Casting aspersions on Force Design 2030, Berger’s signature force-planning initiative, could be useful from the Chowderites’ standpoint. For one thing, raising a ruckus could discourage the White House from nominating a like-minded successor. It could even discourage a like-minded commandant from forging ahead with the effort. Either would suit Chowderites just fine. For another, new controversy could damage Berger’s candidacy for Joint Chiefs chairman. Caricaturing him as a renegade could undercut his support in the U.S. Senate, which must confirm his appointment if he is nominated by the White House. Denying Berger the chairman’s seat, where he would remain in position to shape the Marine Corps’ future, likely ranks atop Chowderites’ to-do list.
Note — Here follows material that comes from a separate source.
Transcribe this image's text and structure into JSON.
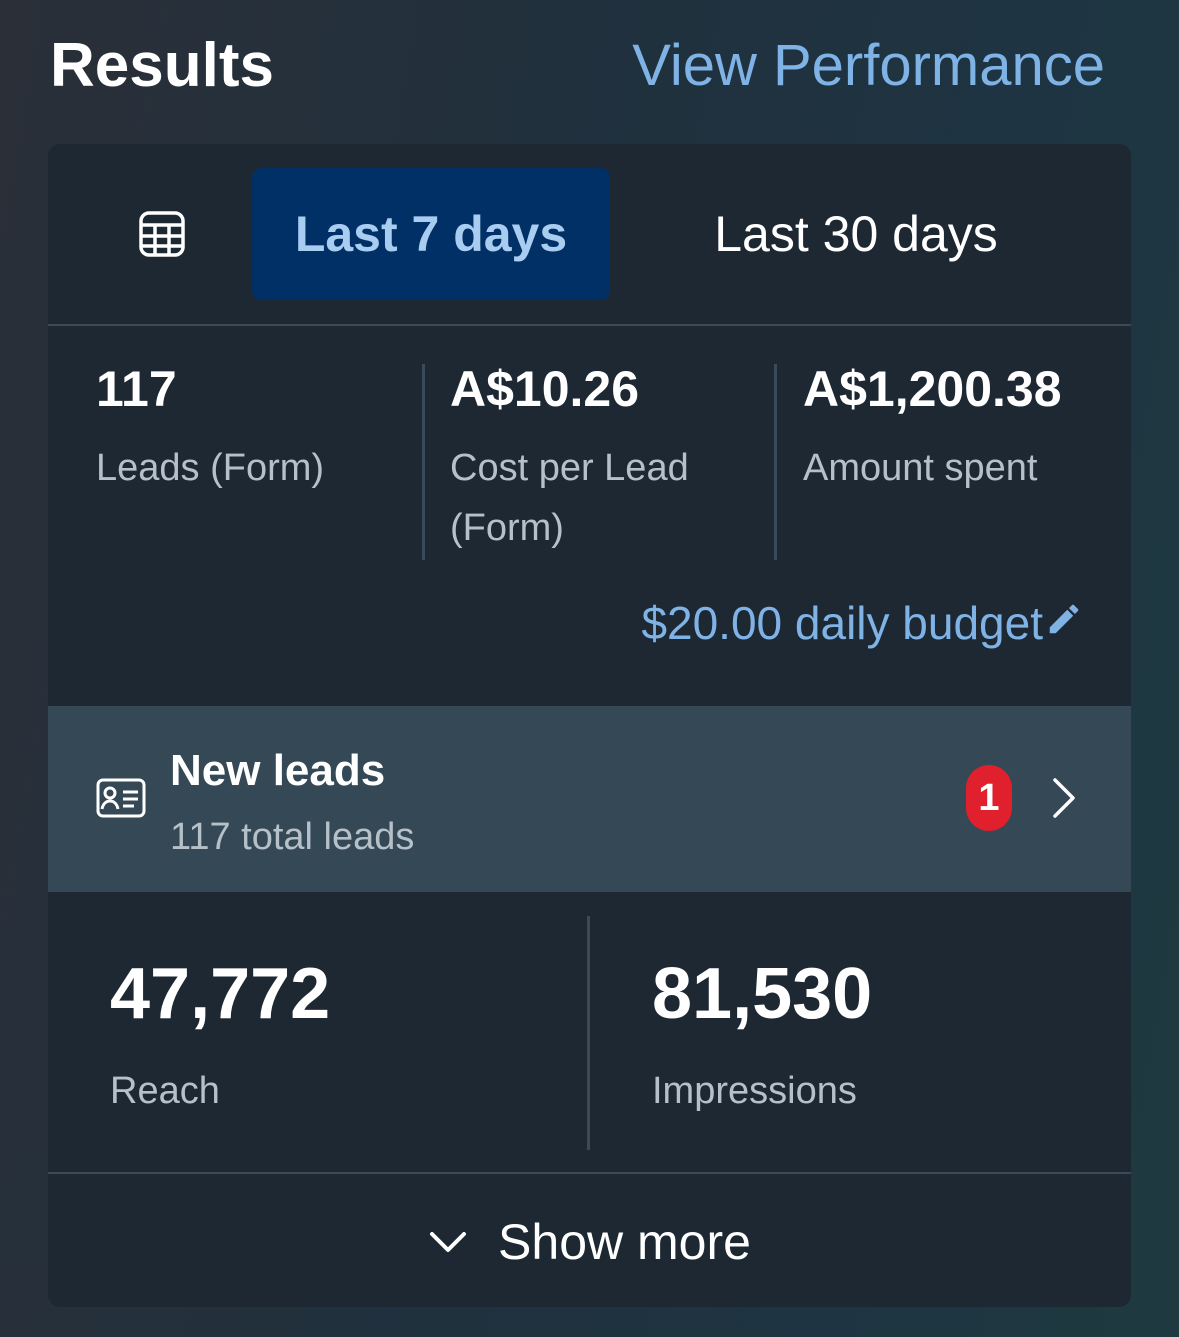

People are policy. Force Design 2030 could go forward if another true believer succeeds Berger, if Berger wins appointment to the chairmanship, or both. That is the doomsday scenario for Chowder II. The effort could perish if he’s forced into retirement and if criticism cows the next commandant into backing down. That’s the best-case outcome for Force Design 2030’s critics. Chowderites have released the zombie horde again in hopes of reshaping the personnel battlespace at a critical time, or so I surmise.

Lock and load, friends of Berger.

Dr. James Holmes is J. C. Wylie Chair of Maritime Strategy at the Naval War College and a Nonresident Fellow at the Brute Krulak Center for Innovation & Future Warfare, Marine Corps University. The views voiced here are his alone.